My last question, I think you had spoken about it just previously on the 40% margins in lending coming back. Just to clarify, that's not dependent on the ZIP product coming back or the shorter tenor products coming back and disbursals happening under that?
No, Siddharth, that's not dependent. Like I also mentioned, that's actually more dependent on the book seasoning and the accounting changes in a way becoming more normalized. Because till now, what had happened is, consequent to the changes in September 2024, what I'm given that the book size was smaller because the macro had become weaker, a large part of the cost was hitting upfront, but the revenue was not kicking in. Now, with macro also recovering, disbursals increasing, and that cost getting more stable, that is what is going to cause the 40% margins to come back in.
Got it.
Okay.
That clarifies it. Thank you so much.
Thank you, Siddharth.
Thank you, Siddharth. I think there are no further questions.
Let's see the chat box.
There is one question from Harsh Mehta. Why has the gross margin in financial services gone up from 4%-1 3%? I think we have already addressed this. The primary reason is the lending-related expenses as a percentage of disbursement has gone down and the take rate has improved from 7.4%- 8.3%. Hi, we are just going through the chat. We are just making sure that we don't miss anything. There is one question. When do you expect to be break-even?

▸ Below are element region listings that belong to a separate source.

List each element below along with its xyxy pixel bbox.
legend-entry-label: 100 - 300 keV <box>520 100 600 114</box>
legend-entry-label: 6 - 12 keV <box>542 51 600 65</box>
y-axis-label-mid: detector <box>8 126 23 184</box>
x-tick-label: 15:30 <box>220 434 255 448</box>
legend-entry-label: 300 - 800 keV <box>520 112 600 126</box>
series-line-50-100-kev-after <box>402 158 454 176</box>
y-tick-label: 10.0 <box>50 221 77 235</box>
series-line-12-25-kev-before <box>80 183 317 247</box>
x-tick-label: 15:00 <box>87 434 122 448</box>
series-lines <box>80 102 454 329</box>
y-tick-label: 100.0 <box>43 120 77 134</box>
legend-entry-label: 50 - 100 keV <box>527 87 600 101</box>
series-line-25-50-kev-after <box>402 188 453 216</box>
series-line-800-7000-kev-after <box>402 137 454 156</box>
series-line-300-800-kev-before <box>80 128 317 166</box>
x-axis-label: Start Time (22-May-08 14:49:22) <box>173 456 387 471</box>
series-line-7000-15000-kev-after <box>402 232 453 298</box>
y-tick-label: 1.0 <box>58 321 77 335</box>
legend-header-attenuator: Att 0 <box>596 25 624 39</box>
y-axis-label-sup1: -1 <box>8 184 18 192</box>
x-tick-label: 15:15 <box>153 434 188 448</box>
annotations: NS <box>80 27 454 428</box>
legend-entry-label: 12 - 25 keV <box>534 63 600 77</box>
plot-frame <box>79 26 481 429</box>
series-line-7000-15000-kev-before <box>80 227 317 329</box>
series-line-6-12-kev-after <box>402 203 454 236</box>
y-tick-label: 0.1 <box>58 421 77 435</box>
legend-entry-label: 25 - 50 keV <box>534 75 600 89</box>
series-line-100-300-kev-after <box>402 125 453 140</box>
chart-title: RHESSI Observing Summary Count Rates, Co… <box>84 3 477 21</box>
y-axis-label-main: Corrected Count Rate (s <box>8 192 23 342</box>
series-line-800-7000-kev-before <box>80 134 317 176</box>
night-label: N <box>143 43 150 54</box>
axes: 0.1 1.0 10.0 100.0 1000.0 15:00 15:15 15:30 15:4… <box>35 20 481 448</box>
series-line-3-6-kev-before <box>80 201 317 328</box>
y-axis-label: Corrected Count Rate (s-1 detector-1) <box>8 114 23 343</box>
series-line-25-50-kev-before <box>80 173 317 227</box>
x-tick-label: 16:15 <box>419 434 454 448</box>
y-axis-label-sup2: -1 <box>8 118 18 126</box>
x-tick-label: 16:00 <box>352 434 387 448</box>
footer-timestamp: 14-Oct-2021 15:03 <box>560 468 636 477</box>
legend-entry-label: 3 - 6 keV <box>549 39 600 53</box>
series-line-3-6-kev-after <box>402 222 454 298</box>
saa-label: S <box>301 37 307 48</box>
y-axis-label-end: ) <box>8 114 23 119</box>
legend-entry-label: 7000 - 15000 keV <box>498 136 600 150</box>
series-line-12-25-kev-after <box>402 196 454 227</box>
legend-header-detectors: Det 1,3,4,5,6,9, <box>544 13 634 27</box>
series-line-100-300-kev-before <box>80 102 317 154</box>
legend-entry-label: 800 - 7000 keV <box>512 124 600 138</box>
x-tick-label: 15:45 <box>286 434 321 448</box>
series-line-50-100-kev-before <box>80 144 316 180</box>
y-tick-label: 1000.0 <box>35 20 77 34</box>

Yeah, hi, this is Upasana. I think we mentioned this at the beginning of the call, but I'm very happy to reiterate. What is happening in the business is that the business is growing nicely and we are doing very well in payments every quarter. We've done exceptionally well in Q1 last year and Q2 last year on both payments and lending business. Subsequently, in Q3 and Q4, the lending business had taken a huge beating because of the slowdown in the market itself. We are working hard towards recovering that and we are seeing recovery quarter over quarter. Today, where we stand in the current quarter, we've reported a 30%+ improvement in EBITDA and overall EBITDA is also negative INR 31 crore with a swing of INR 15 crore from Q4 to Q1.
Mathematically, if we are able to achieve a similar swing of INR 15 crore, then in about two quarters, we should break even. On a conservative basis, let's say we are not able to achieve that. Let's say we are able to do, let's say, INR 10 crore of swing in the next few quarters, then also we should break even. We are quite confident that in this financial year, either in Q3 or Q4, we should be able to break even and then work towards building a far more profitable growth engine in the next financial year.
Thank you all. We have covered all the questions. We have gone through the chats as well. Thank you, everyone, for joining the call. Have a great day.